Ukip leader Nigel Farage says defections are an important step
Ukip leader Nigel Farage says defections are an important step

Two former Conservative peers are expected to defect to the UK Independence Party (Ukip) today, giving the group its first foothold in parliament.

Lord Pearson of Rannoch and Lord Willoughby de Broke were Tory peers but had the whip withdrawn in 2004 for helping Ukip, and have been sitting as independents. They now hope to persuade others to defect to a new Ukip grouping in the House of Lords.

Party leader Nigel Farage welcome the move as an "important step" in Ukip's development - although the party did well in the 2004 European elections, and has ten MEPs, it has failed to translate that success into parliament.

"To have a foothold in Westminster will make quite a difference. It means we have a voice inside the Westminster village, which has been badly needed.

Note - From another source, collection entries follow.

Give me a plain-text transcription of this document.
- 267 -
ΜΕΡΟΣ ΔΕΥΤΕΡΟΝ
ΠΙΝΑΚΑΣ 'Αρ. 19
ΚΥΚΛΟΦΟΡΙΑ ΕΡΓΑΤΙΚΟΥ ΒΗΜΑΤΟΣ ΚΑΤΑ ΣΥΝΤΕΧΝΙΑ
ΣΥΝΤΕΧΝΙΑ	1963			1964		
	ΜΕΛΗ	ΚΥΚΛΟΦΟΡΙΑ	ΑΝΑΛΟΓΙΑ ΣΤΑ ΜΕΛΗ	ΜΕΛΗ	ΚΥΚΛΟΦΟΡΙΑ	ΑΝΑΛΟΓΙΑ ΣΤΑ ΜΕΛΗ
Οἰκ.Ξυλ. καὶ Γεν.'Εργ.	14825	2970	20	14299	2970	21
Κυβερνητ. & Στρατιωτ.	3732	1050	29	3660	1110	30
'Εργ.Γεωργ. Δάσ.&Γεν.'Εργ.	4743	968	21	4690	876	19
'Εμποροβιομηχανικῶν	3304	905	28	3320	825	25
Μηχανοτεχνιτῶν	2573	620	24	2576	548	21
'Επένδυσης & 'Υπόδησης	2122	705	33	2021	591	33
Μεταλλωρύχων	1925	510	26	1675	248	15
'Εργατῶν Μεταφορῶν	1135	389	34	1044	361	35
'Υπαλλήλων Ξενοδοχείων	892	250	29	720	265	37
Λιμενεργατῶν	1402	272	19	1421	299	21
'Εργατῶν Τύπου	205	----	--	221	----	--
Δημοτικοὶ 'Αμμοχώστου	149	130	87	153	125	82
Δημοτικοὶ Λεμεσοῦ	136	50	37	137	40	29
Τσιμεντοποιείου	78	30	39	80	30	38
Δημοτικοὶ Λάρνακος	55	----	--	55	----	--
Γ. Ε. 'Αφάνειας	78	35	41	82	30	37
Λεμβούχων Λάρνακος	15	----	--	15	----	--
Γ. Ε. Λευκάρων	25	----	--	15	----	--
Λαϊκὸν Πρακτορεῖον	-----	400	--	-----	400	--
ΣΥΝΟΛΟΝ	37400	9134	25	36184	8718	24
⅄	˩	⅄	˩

It will also help us raise money," he said.


The defections are a major blow to David Cameron, the Conservative leader who has been forcing his party towards the political centre ground for the past year, to the outrage of many more traditional members.

Lord Pearson, chairman of PWS insurance broker, told The Times that he was turning to Ukip because he had given up hope of a Eurosceptic Tory party.

Mr Cameron made noises in that direction early in his leadership, with the pledge to change the Tories' grouping in the European parliament, but has since backed off. He has dismissed Ukip as a party full of "fruitcakes and loonies and closet racists, really".

Lord Pearson said: "We've really given up hope that under its present leadership the Conservative party will be appropriately Eurosceptic by the next election. Under David Cameron, the leadership has become a lot more Europhile even than it was under Michael Howard."

Lord Willoughby de Broke added: "This country's best interests are served outside the European Union, and Ukip is the only party campaigning for that. Some will say we have let the Conservative party down, but the party has let us down, and the country down."

Reports suggest Ukip finally managed to woo the two peers after pledging to abandon its policy of fielding candidates against the Tories, even when the latters' candidates were proven Eurosceptics. This should improve the party's standing among Conservatives.

The defections are only the latest to hit Mr Cameron - last month, the former chairman of William Hague's constituency, Toby Horton, and approved Tory candidate Mark Hudson, left the Conservatives to join Ukip.

However, the Eurosceptic party has been hit by troubles - last night its Plymouth branch closed down after the chairman and 11 others resigned to start a new grouping.